Io posso darti la mia vecchia ricetta degli ZAETI, che ha sempre un grande successo perché è semplice e ruspante.
Ingredienti: 350 gr farina 00
150 gr farina gialla da polenta, finissima o anche normale
130 gr burro ammorbidito
180 gr zucchero
1 bustina lievito
1 scorza di limone bío grattugiata
1 bicchierino liquore (facoltativo, se è per bambini meglio di no)
4 uova (4 tuorli e 2 albumi) oppure 3 uova intere
1 presa di sale
Si fa la fontana sul tavolo con la farina setacciata e tutti gli altri ingredienti .
Si lavora ben bene l’impasto e si tira col matterello una sfoglia abbastanza alta,
circa 5 mm e si ricavano dei biscotti piccoletti, piuttosto tondeggianti, io li faccio a cuore.
Si possono pennellate col l’album e o col latte o anche no.
Si mettono nel forno preriscaldato a 180/190 gradi per 10/15 minuti a seconda della grandezza, finché saranno belli dorati.

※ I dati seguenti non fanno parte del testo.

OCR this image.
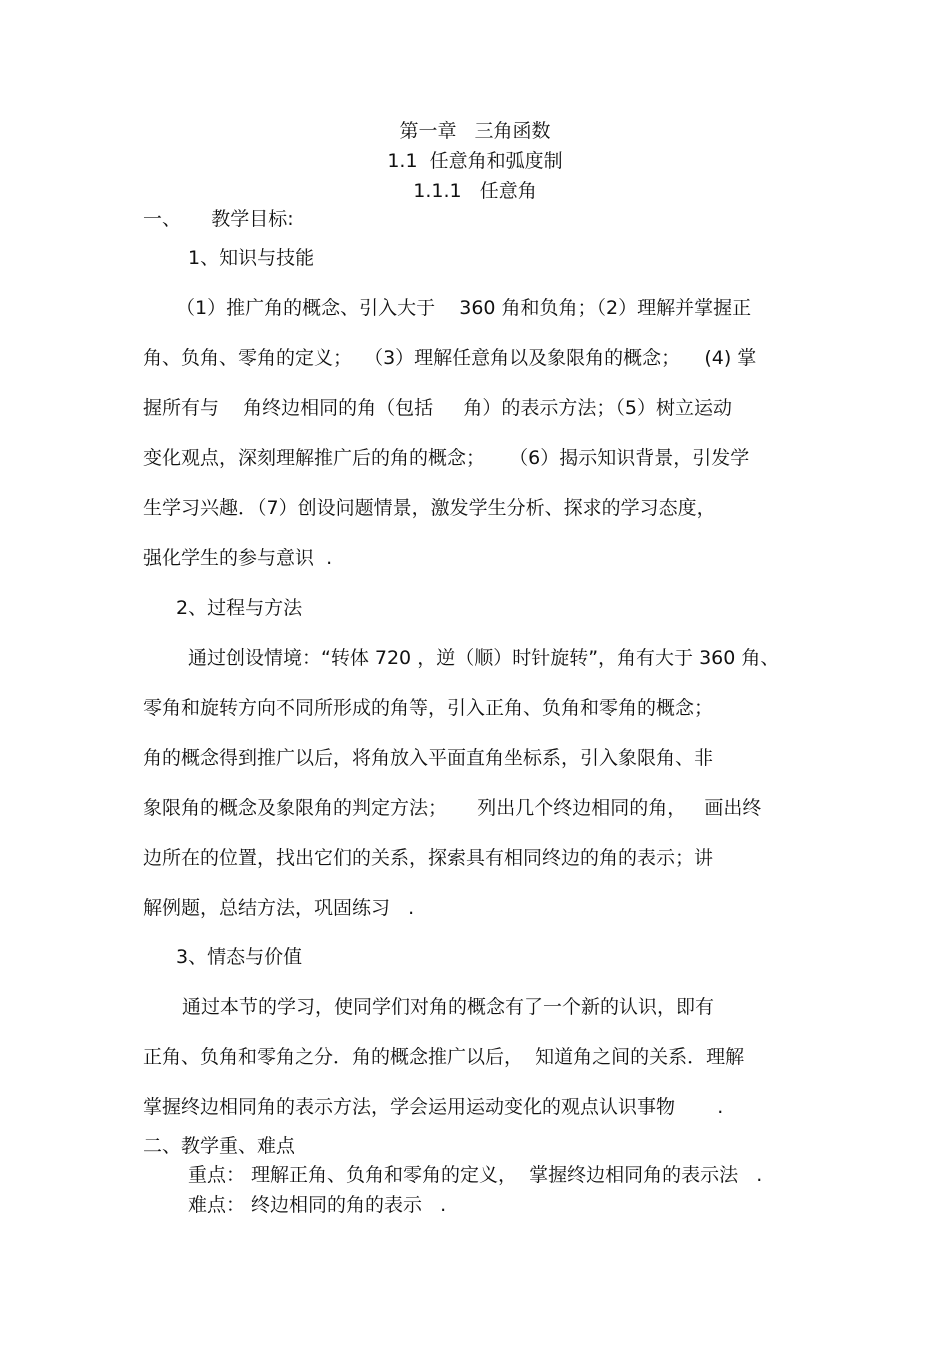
第一章   三角函数

1.1  任意角和弧度制

1.1.1   任意角

一、     教学目标:

1、知识与技能

（1）推广角的概念、引入大于    360 角和负角；（2）理解并掌握正

角、负角、零角的定义；  （3）理解任意角以及象限角的概念；    (4) 掌

握所有与    角终边相同的角（包括     角）的表示方法；（5）树立运动

变化观点，深刻理解推广后的角的概念；    （6）揭示知识背景，引发学

生学习兴趣．（7）创设问题情景，激发学生分析、探求的学习态度，

强化学生的参与意识  .

2、过程与方法

通过创设情境：“转体 720 ，逆（顺）时针旋转”，角有大于 360 角、

零角和旋转方向不同所形成的角等，引入正角、负角和零角的概念；

角的概念得到推广以后，将角放入平面直角坐标系，引入象限角、非

象限角的概念及象限角的判定方法；     列出几个终边相同的角，   画出终

边所在的位置，找出它们的关系，探索具有相同终边的角的表示；讲

解例题，总结方法，巩固练习   .

3、情态与价值

通过本节的学习，使同学们对角的概念有了一个新的认识，即有

正角、负角和零角之分．角的概念推广以后，  知道角之间的关系．理解

掌握终边相同角的表示方法，学会运用运动变化的观点认识事物       .

二、教学重、难点

重点： 理解正角、负角和零角的定义，  掌握终边相同角的表示法   .

难点： 终边相同的角的表示   .
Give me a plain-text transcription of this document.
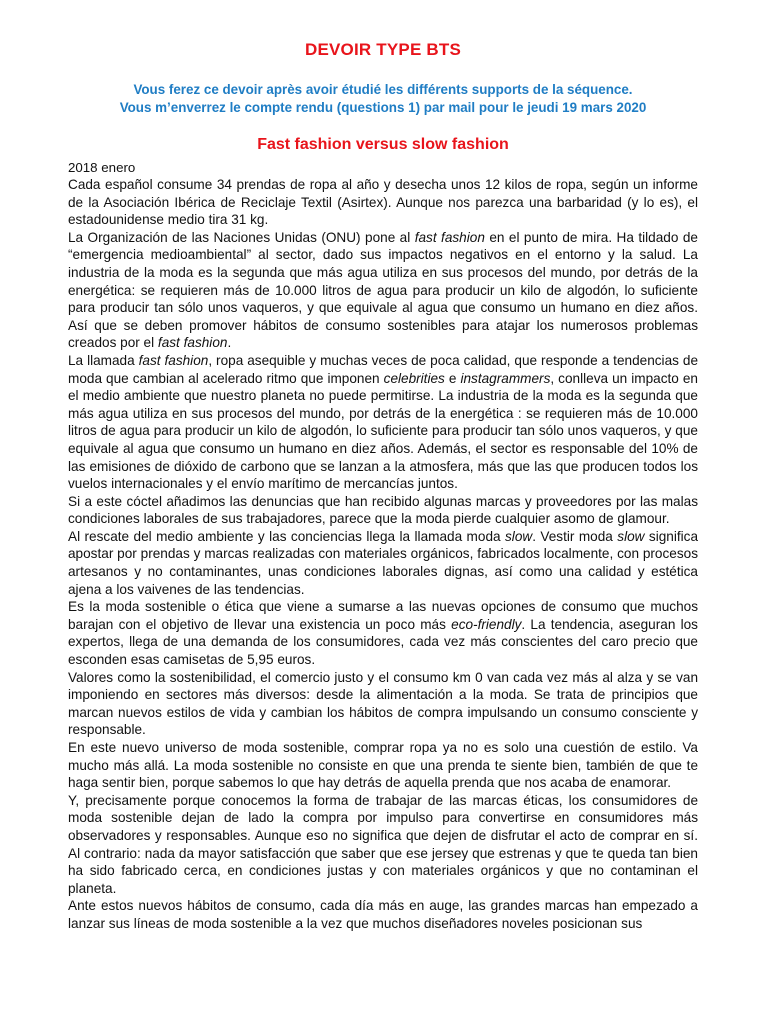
DEVOIR TYPE BTS

Vous ferez ce devoir après avoir étudié les différents supports de la séquence.

Vous m’enverrez le compte rendu (questions 1) par mail pour le jeudi 19 mars 2020

Fast fashion versus slow fashion

2018 enero

Cada español consume 34 prendas de ropa al año y desecha unos 12 kilos de ropa, según un informe de la Asociación Ibérica de Reciclaje Textil (Asirtex). Aunque nos parezca una barbaridad (y lo es), el estadounidense medio tira 31 kg.

La Organización de las Naciones Unidas (ONU) pone al fast fashion en el punto de mira. Ha tildado de “emergencia medioambiental” al sector, dado sus impactos negativos en el entorno y la salud. La industria de la moda es la segunda que más agua utiliza en sus procesos del mundo, por detrás de la energética: se requieren más de 10.000 litros de agua para producir un kilo de algodón, lo suficiente para producir tan sólo unos vaqueros, y que equivale al agua que consumo un humano en diez años. Así que se deben promover hábitos de consumo sostenibles para atajar los numerosos problemas creados por el fast fashion.

La llamada fast fashion, ropa asequible y muchas veces de poca calidad, que responde a tendencias de moda que cambian al acelerado ritmo que imponen celebrities e instagrammers, conlleva un impacto en el medio ambiente que nuestro planeta no puede permitirse. La industria de la moda es la segunda que más agua utiliza en sus procesos del mundo, por detrás de la energética : se requieren más de 10.000 litros de agua para producir un kilo de algodón, lo suficiente para producir tan sólo unos vaqueros, y que equivale al agua que consumo un humano en diez años. Además, el sector es responsable del 10% de las emisiones de dióxido de carbono que se lanzan a la atmosfera, más que las que producen todos los vuelos internacionales y el envío marítimo de mercancías juntos.

Si a este cóctel añadimos las denuncias que han recibido algunas marcas y proveedores por las malas condiciones laborales de sus trabajadores, parece que la moda pierde cualquier asomo de glamour.

Al rescate del medio ambiente y las conciencias llega la llamada moda slow. Vestir moda slow significa apostar por prendas y marcas realizadas con materiales orgánicos, fabricados localmente, con procesos artesanos y no contaminantes, unas condiciones laborales dignas, así como una calidad y estética ajena a los vaivenes de las tendencias.

Es la moda sostenible o ética que viene a sumarse a las nuevas opciones de consumo que muchos barajan con el objetivo de llevar una existencia un poco más eco-friendly. La tendencia, aseguran los expertos, llega de una demanda de los consumidores, cada vez más conscientes del caro precio que esconden esas camisetas de 5,95 euros.

Valores como la sostenibilidad, el comercio justo y el consumo km 0 van cada vez más al alza y se van imponiendo en sectores más diversos: desde la alimentación a la moda. Se trata de principios que marcan nuevos estilos de vida y cambian los hábitos de compra impulsando un consumo consciente y responsable.

En este nuevo universo de moda sostenible, comprar ropa ya no es solo una cuestión de estilo. Va mucho más allá. La moda sostenible no consiste en que una prenda te siente bien, también de que te haga sentir bien, porque sabemos lo que hay detrás de aquella prenda que nos acaba de enamorar.

Y, precisamente porque conocemos la forma de trabajar de las marcas éticas, los consumidores de moda sostenible dejan de lado la compra por impulso para convertirse en consumidores más observadores y responsables. Aunque eso no significa que dejen de disfrutar el acto de comprar en sí. Al contrario: nada da mayor satisfacción que saber que ese jersey que estrenas y que te queda tan bien ha sido fabricado cerca, en condiciones justas y con materiales orgánicos y que no contaminan el planeta.

Ante estos nuevos hábitos de consumo, cada día más en auge, las grandes marcas han empezado a lanzar sus líneas de moda sostenible a la vez que muchos diseñadores noveles posicionan sus
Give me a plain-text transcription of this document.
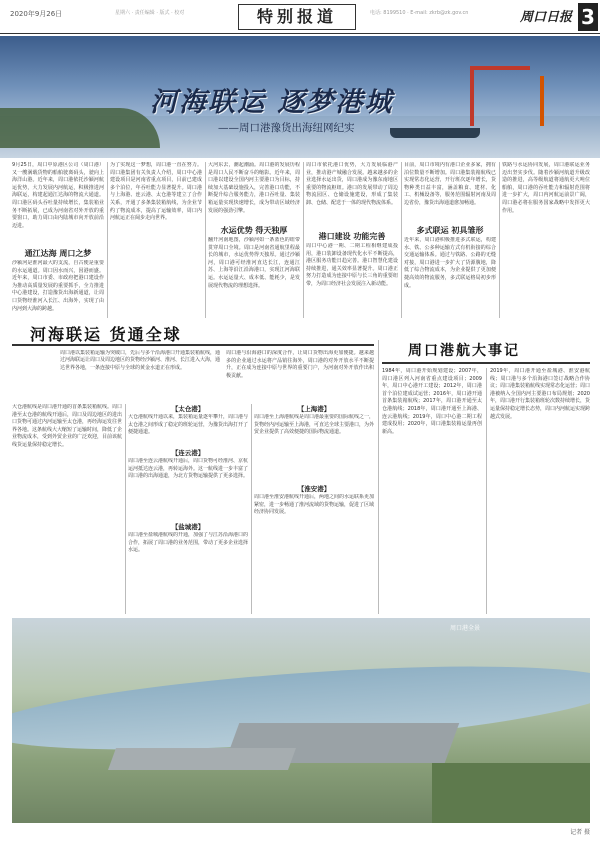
2020年9月26日	星期六 · 责任编辑 · 版式 · 校对	特别报道	电话: 8199510 · E-mail: zkrb@zk.gov.cn	周口日报 3
河海联运 逐梦港城
——周口港豫货出海纽网纪实
9月25日，周口中原港区公司（周口港）又一艘满载货物的船舶驶离码头，驶向上海洋山港。近年来，周口港依托沙颍河航运优势，大力发展内河航运，积极推进河海联运，构建起通江达海的物流大通道。周口港区码头吞吐量持续增长，集装箱业务不断拓展，已成为河南省对外开放的重要窗口，助力周口由内陆城市向开放前沿迈进。
通江达海 周口之梦
沙颍河是淮河最大的支流，自古便是重要的水运通道。周口因水而兴，因港而盛。近年来，周口市委、市政府把港口建设作为推动高质量发展的重要抓手，全力推进中心港建设，打造豫货出海新通道，让周口货物经淮河入长江、出海外，实现了由内河到大海的跨越。
为了实现这一梦想，周口港一直在努力。周口港集团有关负责人介绍，周口中心港建设项目是河南省重点项目，目前已建成多个泊位，年吞吐能力显著提升。周口港与上海港、连云港、太仓港等建立了合作关系，开通了多条集装箱航线，为企业节约了物流成本，提高了运输效率，周口内河航运正在阔步走向世界。
大河东去，潮起潮涌。周口港的发展历程是周口人民不断奋斗的缩影。近年来，周口港以建设全国内河主要港口为目标，持续加大基础设施投入，完善港口功能，不断提升综合服务能力，港口吞吐量、集装箱运量实现快速增长，成为带动区域经济发展的强劲引擎。
水运优势 得天独厚
翻开河南地图，沙颍河如一条蓝色的纽带贯穿周口全境。周口是河南省通航里程最长的城市，水运优势得天独厚。通过沙颍河，周口港可经淮河直达长江，连通江苏、上海等沿江沿海港口，实现江河海联运。水运运量大、成本低、能耗少，是发展现代物流的理想选择。
周口市依托港口优势，大力发展临港产业，推动港产城融合发展。越来越多的企业选择水运出货，周口港成为豫东南地区重要的物流枢纽。港口的发展带动了周边物流园区、仓储设施建设，形成了集装卸、仓储、配送于一体的现代物流体系。
港口建设 功能完善
周口中心港一期、二期工程相继建成投用，港口装卸设备现代化水平不断提高，港区服务功能日趋完善。港口智慧化建设持续推进，通关效率显著提升。周口港正努力打造成为连接中原与长三角的重要纽带，为周口经济社会发展注入新动能。
目前，周口市境内有港口企业多家，拥有泊位数量不断增加。周口港集装箱航线已实现常态化运营，开行班次逐年增长，货物种类日益丰富，涵盖粮食、建材、化工、机械设备等，服务范围辐射河南及周边省份，豫货出海通道愈加畅通。
多式联运 初具雏形
近年来，周口港积极推进多式联运，构建水、铁、公多种运输方式有机衔接的综合交通运输体系。通过与铁路、公路的无缝对接，周口港进一步扩大了货源腹地，降低了综合物流成本，为企业提供了更加便捷高效的物流服务，多式联运格局初步形成。
铁路与水运协同发展，周口港联运业务迈出坚实步伐。随着沙颍河航道升级改造的推进，高等级航道将通航更大吨位船舶，周口港的吞吐能力和辐射范围将进一步扩大，周口内河航运前景广阔，周口港必将在服务国家战略中发挥更大作用。
河海联运 货通全球
周口港以集装箱运输为突破口，先后与多个沿海港口开通集装箱航线，通过河海联运让周口及周边地区的货物经沙颍河、淮河、长江进入大海，通达世界各地，一条连接中原与全球的黄金水道正在形成。
大仓港航线是周口港开通的首条集装箱航线。周口港至太仓港的航线开通后，周口及周边地区的进出口货物可通过内河运输至太仓港，再经海运发往世界各地。这条航线大大缩短了运输时间，降低了企业物流成本，受到外贸企业的广泛欢迎，目前该航线货运量保持稳定增长。
【太仓港】
大仓港航线开通以来，集装箱运量逐年攀升，周口港与太仓港之间形成了稳定的班轮运营，为豫货出海打开了便捷通道。
【连云港】
周口港至连云港航线开通后，周口货物可经淮河、京杭运河抵达连云港，再转运海外。这一航线进一步丰富了周口港的出海通道，为北方货物运输提供了更多选择。
【盐城港】
周口港至盐城港航线的开通，加强了与江苏沿海港口的合作，拓展了周口港的业务范围，带动了更多企业选择水运。
【上海港】
周口港至上海港航线是周口港最重要的国际航线之一，货物经内河运输至上海港，可直达全球主要港口，为外贸企业提供了高效便捷的国际物流通道。
【淮安港】
周口港至淮安港航线开通后，两地之间的水运联系更加紧密，进一步畅通了淮河流域的货物运输，促进了区域经济协同发展。
周口港航大事记
1984年，周口港开始规划建设；2007年，周口港区列入河南省重点建设项目；2009年，周口中心港开工建设；2012年，周口港首个泊位建成试运营；2016年，周口港开通首条集装箱航线；2017年，周口港开通至太仓港航线；2018年，周口港开通至上海港、连云港航线；2019年，周口中心港二期工程建成投用；2020年，周口港集装箱运量再创新高。
2019年，周口港开通至盐城港、淮安港航线；周口港与多个沿海港口签订战略合作协议；周口港集装箱航线实现常态化运营；周口港被纳入全国内河主要港口布局规划；2020年，周口港开行集装箱班轮次数持续增长，货运量保持稳定增长态势，周口内河航运实现跨越式发展。
周口港与沿海港口的深度合作，让周口货物出海更加便捷。越来越多的企业通过水运将产品销往海外，周口港的对外开放水平不断提升，正在成为连接中原与世界的重要门户，为河南对外开放作出积极贡献。
周口港全景
记者 摄
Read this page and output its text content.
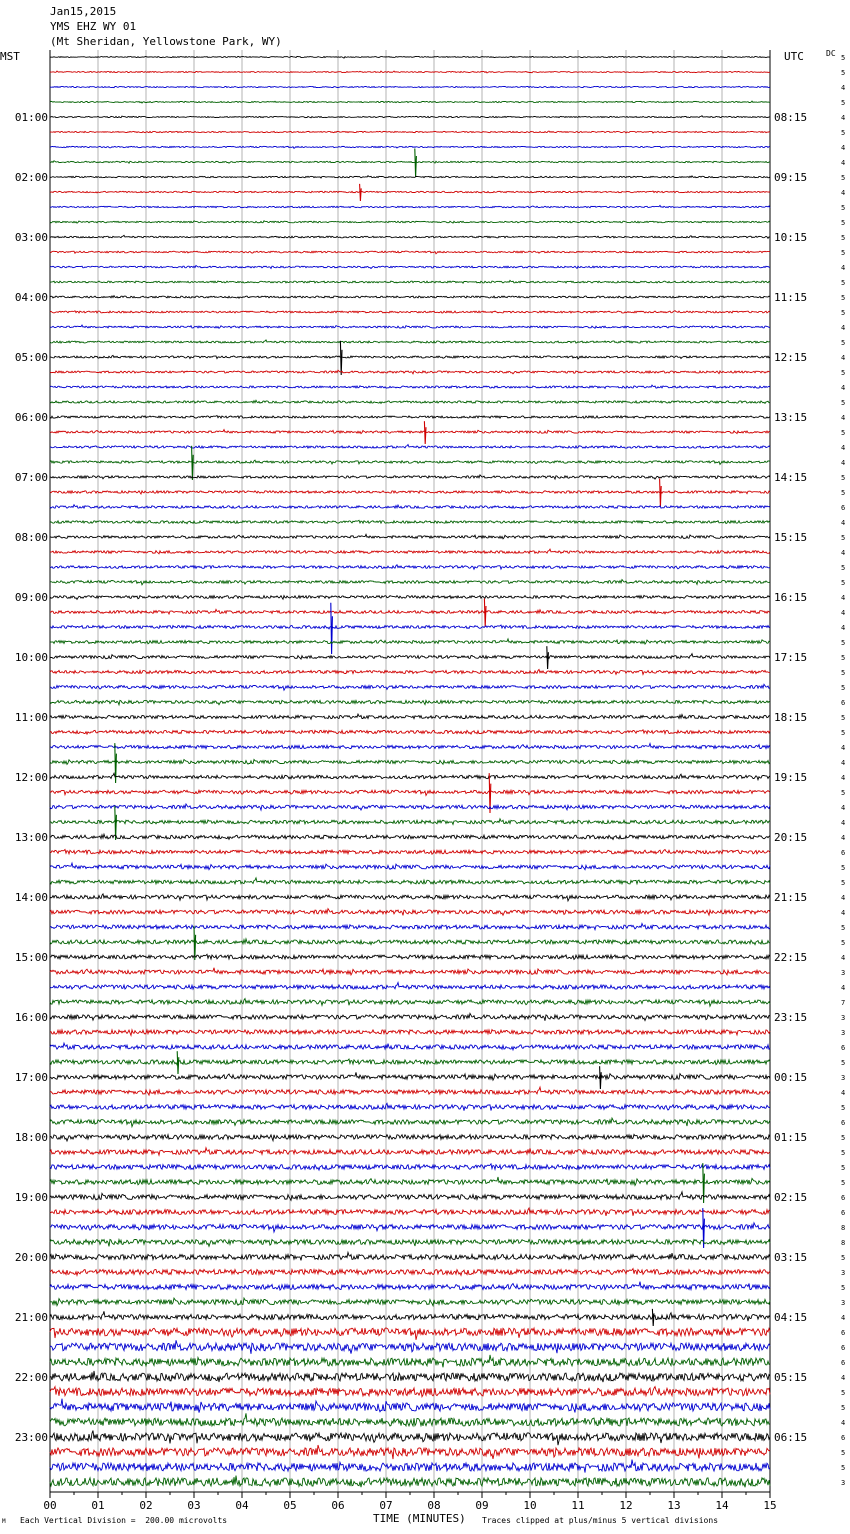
Jan15,2015
YMS EHZ WY 01
(Mt Sheridan, Yellowstone Park, WY)
MST	UTC	DC
00	01	02	03	04	05	06	07	08	09	10	11	12	13	14	15
5
5
4
5
4
5
4
4
5
4
5
5
5
5
4
5
5
5
4
5
4
5
4
5
4
5
4
4
5
5
6
4
5
4
5
5
4
4
4
5
5
5
5
6
5
5
4
4
4
5
4
4
4
6
5
5
4
4
5
5
4
3
4
7
3
3
6
5
3
4
5
6
5
5
5
5
6
6
8
8
5
3
5
3
4
6
6
6
4
5
5
4
6
5
5
3
01:00
02:00
03:00
04:00
05:00
06:00
07:00
08:00
09:00
10:00
11:00
12:00
13:00
14:00
15:00
16:00
17:00
18:00
19:00
20:00
21:00
22:00
23:00
08:15
09:15
10:15
11:15
12:15
13:15
14:15
15:15
16:15
17:15
18:15
19:15
20:15
21:15
22:15
23:15
00:15
01:15
02:15
03:15
04:15
05:15
06:15
TIME (MINUTES)
Each Vertical Division =  200.00 microvolts	Traces clipped at plus/minus 5 vertical divisions
M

Controllate li, perché sono veloci in fine cottura.
Sarà un successo!
Piera, sei stata supercarina a mandarmi la tua ricetta! La proverò al più presto e poi ti saprò dire!
Condivido l’apertura mentale e la disponibilità dei montanari descritta nell’articolo in quanto io stessa ho notato anche in tempi più vicini a noi la diversità con persone che han vissuto nel loro habitat senza dover emigrare.
Grazie dell’osservazione!
I periodi di crisi portano spesso a reinventarsi, e così l’emigrazione che ha dato vita a nuove idee. In fondo si può dire che portino sì difficoltà, ma anche nuove energie!